The first thread I noticed is a zeal to move from an unhealthy to a healthy culture Successful leaders “face the brutal facts of the current reality” and then seek to do whatever it takes to move toward health. After all, healthy things naturally grow, bear fruit, and reproduce; unhealthy things either don’t do these things or you don’t want them to!

A second thread is synergy. Successful lead ministers are not solo leaders. Several articles provide examples of leaders developing people, expanding teamwork, and multiplying leadership, which is leading to continued growth.

Christian Standard Media is working on this one, too. Lookout Editor Shawn McMullen is now a contributing editor to this magazine, and I have become a contributing editor for The Lookout. Why? Shawn has leadership experience that will benefit Christian Standard and I have discipleship and small groups expierience that can enhance The Lookout. We complement each other well and we will add value to both magazines by working together rather than as individuals. We are developing one team that produces two magazines, and that’s better for both publications and the kingdom!

The third thread that runs through the articles this month is a trust and reliance on the Holy Spirit in the leadership of the church.
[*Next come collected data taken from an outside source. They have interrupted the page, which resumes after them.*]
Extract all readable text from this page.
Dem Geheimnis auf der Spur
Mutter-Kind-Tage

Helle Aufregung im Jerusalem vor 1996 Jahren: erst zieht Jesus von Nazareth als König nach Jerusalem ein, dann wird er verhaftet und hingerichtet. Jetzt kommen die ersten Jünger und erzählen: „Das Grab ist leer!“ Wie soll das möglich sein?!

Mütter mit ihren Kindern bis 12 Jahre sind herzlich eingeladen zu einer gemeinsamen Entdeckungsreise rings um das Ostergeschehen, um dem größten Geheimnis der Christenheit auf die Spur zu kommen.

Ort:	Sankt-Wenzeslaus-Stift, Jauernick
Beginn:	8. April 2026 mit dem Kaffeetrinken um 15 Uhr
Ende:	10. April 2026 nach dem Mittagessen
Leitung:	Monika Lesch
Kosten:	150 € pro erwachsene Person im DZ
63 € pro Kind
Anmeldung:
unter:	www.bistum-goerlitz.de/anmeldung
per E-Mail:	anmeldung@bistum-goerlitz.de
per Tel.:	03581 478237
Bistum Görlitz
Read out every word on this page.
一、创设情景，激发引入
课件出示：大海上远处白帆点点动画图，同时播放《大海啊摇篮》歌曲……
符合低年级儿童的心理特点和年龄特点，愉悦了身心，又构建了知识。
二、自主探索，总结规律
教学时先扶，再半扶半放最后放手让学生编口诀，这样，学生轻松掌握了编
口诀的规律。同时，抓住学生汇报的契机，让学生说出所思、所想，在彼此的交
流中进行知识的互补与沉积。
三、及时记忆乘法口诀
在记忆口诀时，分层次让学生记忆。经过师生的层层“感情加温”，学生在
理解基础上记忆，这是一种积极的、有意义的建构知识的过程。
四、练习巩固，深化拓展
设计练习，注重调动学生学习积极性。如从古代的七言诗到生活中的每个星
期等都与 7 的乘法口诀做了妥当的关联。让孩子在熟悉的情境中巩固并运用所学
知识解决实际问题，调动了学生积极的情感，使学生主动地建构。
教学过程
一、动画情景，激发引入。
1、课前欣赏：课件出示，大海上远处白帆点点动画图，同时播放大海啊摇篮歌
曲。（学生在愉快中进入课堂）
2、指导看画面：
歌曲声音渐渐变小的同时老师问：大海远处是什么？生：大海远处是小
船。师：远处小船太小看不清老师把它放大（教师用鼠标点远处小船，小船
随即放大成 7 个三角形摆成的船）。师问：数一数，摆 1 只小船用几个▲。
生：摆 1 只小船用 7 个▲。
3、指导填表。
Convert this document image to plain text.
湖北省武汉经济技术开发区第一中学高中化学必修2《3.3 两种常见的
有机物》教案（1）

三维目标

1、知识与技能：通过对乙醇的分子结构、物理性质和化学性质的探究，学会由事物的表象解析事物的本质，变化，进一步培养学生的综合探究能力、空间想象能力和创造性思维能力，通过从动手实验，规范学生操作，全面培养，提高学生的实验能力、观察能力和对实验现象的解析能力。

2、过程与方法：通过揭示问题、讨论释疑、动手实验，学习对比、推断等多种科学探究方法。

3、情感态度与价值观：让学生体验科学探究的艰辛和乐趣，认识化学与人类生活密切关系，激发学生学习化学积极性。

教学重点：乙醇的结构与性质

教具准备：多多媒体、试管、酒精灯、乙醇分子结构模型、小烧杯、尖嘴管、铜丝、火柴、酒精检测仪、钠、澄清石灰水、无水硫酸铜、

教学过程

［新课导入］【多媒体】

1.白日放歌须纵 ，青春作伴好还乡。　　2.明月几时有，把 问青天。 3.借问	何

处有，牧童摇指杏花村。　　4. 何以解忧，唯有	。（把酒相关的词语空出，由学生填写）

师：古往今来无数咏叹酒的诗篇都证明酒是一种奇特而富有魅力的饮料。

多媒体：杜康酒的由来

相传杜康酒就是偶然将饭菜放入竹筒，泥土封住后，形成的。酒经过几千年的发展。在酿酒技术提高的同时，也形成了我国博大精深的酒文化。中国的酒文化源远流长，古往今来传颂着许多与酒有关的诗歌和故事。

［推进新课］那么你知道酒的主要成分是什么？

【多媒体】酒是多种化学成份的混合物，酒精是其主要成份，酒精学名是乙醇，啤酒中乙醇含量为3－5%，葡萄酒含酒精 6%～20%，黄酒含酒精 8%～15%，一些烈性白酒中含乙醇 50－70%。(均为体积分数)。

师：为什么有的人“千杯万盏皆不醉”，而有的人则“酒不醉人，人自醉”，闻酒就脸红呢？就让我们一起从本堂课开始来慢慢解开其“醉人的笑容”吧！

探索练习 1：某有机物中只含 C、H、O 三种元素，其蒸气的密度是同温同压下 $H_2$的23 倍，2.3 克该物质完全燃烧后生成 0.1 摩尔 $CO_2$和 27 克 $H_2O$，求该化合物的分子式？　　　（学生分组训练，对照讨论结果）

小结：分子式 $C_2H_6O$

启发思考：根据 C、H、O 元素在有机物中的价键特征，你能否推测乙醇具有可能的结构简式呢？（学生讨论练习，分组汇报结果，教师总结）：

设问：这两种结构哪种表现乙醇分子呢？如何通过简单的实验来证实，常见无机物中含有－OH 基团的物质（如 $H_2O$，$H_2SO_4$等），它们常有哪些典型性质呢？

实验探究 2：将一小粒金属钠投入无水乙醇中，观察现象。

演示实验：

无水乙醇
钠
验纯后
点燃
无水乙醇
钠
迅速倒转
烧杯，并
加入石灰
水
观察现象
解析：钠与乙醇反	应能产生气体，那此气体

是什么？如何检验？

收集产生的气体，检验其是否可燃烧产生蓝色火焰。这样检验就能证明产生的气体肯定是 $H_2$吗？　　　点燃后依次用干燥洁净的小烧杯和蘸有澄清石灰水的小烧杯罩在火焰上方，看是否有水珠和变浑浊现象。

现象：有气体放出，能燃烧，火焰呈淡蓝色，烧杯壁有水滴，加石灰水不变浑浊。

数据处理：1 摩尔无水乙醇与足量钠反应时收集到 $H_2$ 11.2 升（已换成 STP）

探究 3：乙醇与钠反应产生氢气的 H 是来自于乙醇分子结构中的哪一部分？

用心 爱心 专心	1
I noticed two interesting and symbiotic values expressed by several writers as they told their stories: humility and a dependence on God’s power. These two heart characteristics work hand-in-hand and are often the determining factors in the success of a church.

The fourth thread is a focus on what the people in their communities need as much as or more than what the already committed need. These churches, regardless of size or background, work diligently to learn how to carry out their mission in their particular culture. Their focus is much like that of Jesus who, as The Message paraphrases it, said, “I’m here to invite outsiders, not coddle insiders” (Matthew 9:13). They give attention to discipling insiders to help them mature and be a part of their mission to the community.

Whether you serve in an urban, suburban, or rural church, in a metropolitan, micropolitan, or nonmetropolitan area, I’m convinced you’ll learn many valuable lessons as you read this month’s issue. And as you do, watch for those threads. In which do you need to grow to better lead in your culture?